Podemos mencionar otras áreas en las que la posición ampliamente progresista de la izquierda en sistemas complejos está sorprendentemente al revés.
En cuanto a la religión, los progresistas están contentos de ridiculizar a algunos conservadores por su escepticismo hacia la evolución. La creencia de que diseños notablemente bien adaptados implican que un diseñador es un fracaso en la comprensión de la selección en sistemas complejos y es obviamente errónea, dicen. Al corregir los resultados no deseados de los mercados capitalistas, un sistema aún más complicado que la biología humana, los mismos progresistas se complacen en empoderar, respaldar y ampliar el poder de intervención de los gobiernos benignos. El mismo orden espontáneo de abajo hacia arriba que los ecologistas identifican en la naturaleza de alguna manera no se traduce en la esfera económica; los izquierdistas previamente muy científicos e ilustrados de repente se dan la vuelta y encuentran que las intervenciones de arriba hacia abajo no sólo son factibles sino deseables.
En la riqueza de las maravillas naturales (la selva tropical hawaiana, el lecho de los ríos del Gran Cañón, los volcanes islandeses o la selva amazónica), los ecologistas conservacionistas se oponen al desarrollo en todas sus formas. ¿La razón? Proteger el medio ambiente prístino de los impactos humanos difíciles de predecir. Es justo, pero eso limita el número y el tipo de personas que pueden acceder a estas maravillas de nuestro planeta — restringiéndolas de los grupos muy pobres y desfavorecidos que los izquierdistas generalmente dicen representar. ¿No deberíamos compartir — redistribuir — esa riqueza natural lo más ampliamente posible?
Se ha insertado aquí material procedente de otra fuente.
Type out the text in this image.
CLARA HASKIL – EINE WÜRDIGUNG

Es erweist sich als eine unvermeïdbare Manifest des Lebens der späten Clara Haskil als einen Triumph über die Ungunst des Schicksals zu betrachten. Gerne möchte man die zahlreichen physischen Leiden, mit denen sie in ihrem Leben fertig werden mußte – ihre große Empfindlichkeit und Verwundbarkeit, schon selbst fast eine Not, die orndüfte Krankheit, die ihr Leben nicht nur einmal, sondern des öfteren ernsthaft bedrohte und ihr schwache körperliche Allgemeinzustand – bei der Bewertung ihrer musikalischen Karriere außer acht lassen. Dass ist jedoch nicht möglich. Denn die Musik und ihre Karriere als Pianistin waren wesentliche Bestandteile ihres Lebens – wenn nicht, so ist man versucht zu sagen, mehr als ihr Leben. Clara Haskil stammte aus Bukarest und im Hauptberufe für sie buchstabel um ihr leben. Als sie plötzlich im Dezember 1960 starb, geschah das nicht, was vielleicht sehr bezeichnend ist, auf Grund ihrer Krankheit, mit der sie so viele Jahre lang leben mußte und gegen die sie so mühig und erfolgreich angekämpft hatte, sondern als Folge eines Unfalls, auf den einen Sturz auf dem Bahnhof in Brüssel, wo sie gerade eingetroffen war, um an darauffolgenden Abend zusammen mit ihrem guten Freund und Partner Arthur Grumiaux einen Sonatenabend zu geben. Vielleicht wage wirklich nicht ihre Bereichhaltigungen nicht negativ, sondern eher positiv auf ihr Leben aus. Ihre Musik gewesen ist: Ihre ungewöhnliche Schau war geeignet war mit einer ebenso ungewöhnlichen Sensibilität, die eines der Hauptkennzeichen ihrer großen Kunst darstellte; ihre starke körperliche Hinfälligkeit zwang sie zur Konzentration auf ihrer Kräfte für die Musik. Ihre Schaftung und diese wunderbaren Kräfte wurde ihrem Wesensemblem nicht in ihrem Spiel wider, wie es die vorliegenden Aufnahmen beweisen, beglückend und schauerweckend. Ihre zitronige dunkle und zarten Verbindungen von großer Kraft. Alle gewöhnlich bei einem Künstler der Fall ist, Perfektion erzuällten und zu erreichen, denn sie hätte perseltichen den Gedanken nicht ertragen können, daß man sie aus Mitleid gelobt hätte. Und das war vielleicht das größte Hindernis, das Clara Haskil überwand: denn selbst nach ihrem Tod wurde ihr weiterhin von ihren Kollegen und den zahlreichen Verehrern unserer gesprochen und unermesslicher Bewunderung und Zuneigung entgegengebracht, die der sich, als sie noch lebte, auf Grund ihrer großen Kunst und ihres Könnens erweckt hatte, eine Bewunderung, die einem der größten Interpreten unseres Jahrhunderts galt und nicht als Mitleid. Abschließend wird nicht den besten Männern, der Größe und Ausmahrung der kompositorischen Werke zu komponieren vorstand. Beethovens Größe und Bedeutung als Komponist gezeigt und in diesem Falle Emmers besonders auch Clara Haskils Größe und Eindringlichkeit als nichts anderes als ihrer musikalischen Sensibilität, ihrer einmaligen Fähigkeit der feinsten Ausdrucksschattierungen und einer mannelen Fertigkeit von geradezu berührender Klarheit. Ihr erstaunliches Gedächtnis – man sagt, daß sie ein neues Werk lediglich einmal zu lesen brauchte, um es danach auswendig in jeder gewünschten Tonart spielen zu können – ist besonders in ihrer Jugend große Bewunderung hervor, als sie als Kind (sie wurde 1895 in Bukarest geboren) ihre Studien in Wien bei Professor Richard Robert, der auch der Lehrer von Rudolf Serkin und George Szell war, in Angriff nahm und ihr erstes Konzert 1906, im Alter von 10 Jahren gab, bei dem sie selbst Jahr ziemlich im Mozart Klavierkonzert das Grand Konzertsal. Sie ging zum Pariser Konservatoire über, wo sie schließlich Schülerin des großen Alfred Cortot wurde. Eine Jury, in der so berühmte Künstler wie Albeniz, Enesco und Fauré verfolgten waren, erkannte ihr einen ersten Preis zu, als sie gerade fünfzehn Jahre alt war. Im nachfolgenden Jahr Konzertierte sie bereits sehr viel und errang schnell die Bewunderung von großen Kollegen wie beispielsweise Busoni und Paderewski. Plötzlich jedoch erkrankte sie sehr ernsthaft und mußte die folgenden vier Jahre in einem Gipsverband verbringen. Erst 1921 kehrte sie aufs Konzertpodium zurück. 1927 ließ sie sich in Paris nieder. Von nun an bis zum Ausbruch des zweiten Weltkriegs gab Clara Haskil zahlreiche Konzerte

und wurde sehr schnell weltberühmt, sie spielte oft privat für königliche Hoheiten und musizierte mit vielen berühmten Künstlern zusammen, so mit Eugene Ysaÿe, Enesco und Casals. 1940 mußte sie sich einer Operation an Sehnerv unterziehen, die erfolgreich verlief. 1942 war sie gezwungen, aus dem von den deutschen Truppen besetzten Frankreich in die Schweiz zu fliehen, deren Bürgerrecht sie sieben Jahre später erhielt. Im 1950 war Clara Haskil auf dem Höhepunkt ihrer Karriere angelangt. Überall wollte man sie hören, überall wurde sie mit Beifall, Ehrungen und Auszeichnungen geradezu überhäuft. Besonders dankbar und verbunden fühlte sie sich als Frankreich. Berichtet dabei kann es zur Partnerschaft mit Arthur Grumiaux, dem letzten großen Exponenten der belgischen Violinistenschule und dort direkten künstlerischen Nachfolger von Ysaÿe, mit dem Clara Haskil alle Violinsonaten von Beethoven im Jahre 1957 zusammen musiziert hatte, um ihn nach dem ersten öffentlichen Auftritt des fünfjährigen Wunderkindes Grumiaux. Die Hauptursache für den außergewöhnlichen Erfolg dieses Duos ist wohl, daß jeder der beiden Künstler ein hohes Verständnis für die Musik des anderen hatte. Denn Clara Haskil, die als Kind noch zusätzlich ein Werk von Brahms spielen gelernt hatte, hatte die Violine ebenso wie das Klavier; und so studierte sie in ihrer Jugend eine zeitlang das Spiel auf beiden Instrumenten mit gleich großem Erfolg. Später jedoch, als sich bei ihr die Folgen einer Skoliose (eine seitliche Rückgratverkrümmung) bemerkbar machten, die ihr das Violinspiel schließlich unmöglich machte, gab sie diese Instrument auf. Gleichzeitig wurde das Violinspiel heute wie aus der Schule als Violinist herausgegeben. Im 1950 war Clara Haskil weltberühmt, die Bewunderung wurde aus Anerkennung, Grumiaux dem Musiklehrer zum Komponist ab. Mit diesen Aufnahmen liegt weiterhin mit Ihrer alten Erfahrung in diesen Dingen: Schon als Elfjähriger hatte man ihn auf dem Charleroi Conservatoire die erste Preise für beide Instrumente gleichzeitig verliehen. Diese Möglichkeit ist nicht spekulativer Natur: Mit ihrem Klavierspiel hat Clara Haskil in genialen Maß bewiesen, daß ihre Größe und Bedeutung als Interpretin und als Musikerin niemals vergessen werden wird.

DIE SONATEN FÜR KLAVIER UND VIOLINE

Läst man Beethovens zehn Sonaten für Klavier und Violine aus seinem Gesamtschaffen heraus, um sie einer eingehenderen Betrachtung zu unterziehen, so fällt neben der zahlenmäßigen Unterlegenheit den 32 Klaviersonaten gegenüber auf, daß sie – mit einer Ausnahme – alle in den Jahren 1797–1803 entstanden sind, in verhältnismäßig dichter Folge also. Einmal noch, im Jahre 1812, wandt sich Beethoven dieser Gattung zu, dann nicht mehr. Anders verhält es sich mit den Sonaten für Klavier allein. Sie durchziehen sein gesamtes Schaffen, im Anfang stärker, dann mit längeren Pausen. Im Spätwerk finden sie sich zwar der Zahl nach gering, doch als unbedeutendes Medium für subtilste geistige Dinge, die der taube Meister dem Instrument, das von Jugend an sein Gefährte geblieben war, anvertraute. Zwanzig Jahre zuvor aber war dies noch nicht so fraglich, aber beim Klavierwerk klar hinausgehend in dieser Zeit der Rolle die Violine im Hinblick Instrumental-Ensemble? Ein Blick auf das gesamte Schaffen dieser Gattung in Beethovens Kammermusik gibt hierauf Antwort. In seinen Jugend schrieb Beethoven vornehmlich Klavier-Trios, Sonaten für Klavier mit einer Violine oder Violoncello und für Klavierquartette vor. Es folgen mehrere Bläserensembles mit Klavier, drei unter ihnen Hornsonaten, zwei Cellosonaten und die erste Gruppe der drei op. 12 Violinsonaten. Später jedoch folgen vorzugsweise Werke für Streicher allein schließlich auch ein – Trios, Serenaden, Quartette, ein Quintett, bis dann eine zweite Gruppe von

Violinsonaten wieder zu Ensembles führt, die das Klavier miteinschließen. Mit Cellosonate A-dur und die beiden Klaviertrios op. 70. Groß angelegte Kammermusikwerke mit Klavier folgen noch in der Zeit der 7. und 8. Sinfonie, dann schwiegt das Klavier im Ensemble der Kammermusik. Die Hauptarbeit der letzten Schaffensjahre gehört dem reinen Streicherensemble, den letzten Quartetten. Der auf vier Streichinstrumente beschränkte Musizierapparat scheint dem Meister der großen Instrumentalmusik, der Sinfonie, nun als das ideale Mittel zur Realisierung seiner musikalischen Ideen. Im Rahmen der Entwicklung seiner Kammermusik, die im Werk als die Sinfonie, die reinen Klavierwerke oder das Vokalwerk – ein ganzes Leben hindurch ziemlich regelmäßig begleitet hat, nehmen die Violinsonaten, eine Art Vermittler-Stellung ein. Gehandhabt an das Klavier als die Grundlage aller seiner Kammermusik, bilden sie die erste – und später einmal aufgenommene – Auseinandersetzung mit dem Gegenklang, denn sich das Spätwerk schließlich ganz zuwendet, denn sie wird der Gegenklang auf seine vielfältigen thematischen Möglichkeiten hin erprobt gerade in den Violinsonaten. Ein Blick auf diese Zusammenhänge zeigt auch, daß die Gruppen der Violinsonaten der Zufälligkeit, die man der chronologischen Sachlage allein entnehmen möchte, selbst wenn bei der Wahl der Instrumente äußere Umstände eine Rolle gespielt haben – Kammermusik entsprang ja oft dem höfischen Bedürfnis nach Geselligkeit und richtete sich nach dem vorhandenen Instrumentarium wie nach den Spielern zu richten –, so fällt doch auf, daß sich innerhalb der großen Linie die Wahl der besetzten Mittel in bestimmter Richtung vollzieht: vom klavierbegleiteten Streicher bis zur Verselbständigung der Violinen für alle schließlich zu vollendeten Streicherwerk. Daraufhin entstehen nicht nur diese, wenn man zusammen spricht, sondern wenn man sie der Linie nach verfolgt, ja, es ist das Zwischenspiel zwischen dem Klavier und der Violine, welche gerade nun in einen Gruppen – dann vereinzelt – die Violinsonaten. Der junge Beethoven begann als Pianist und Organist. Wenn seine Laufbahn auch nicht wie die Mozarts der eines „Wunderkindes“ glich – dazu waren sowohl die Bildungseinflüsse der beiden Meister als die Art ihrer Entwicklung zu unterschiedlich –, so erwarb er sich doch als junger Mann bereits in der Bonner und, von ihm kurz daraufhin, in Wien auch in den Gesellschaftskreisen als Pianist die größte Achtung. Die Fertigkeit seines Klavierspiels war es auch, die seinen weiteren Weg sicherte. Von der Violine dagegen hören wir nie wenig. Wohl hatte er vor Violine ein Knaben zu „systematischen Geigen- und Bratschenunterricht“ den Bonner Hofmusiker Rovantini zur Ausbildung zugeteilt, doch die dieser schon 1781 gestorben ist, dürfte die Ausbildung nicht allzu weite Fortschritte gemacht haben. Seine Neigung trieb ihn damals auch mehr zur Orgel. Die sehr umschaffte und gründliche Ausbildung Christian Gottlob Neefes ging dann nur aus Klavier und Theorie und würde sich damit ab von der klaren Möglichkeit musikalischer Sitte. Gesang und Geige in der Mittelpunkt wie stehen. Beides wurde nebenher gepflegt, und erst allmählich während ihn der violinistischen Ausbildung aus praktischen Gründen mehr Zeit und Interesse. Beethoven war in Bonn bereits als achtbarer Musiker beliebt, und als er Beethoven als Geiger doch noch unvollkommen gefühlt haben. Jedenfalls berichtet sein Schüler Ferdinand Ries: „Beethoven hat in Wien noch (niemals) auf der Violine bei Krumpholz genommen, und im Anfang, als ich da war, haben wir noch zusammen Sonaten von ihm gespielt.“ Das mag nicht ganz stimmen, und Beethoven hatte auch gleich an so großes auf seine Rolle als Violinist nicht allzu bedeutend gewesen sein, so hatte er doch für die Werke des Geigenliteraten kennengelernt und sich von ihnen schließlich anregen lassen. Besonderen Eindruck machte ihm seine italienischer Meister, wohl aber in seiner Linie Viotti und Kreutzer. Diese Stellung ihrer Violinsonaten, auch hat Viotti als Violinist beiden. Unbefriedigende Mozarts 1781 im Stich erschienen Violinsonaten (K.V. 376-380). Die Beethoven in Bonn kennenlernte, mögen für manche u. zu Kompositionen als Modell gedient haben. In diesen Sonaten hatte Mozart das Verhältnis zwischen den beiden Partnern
No, dicen, ya que el ecosistema es vulnerable y la intromisión humana lo dañaría y destruiría. Ahora, reemplace las «maravillas naturales» con maravillas económicas (productos y fortunas construidas por los Jeff Bezos y Steve Jobs y Françoise Meyers del mundo), ¿no debería el sistema que las creó — el capitalismo de libre mercado — estar igualmente protegido? No, se opone el ingenuo ecologista; debemos compartir esta riqueza tan ampliamente como sea posible, los impactos al sistema deben ser condenados.
Los ecologistas, a pesar de la manía actual que se cierne sobre los medios de comunicación del mundo, entienden las órdenes espontáneas complejas y los sistemas de abajo hacia arriba. Se dan cuenta de que entrometerse con un sistema impredecible y complicado puede destruir las cualidades que hicieron que el sistema prosperara. Por alguna razón, simplemente no aplican esa idea a lo que más importa: la economía.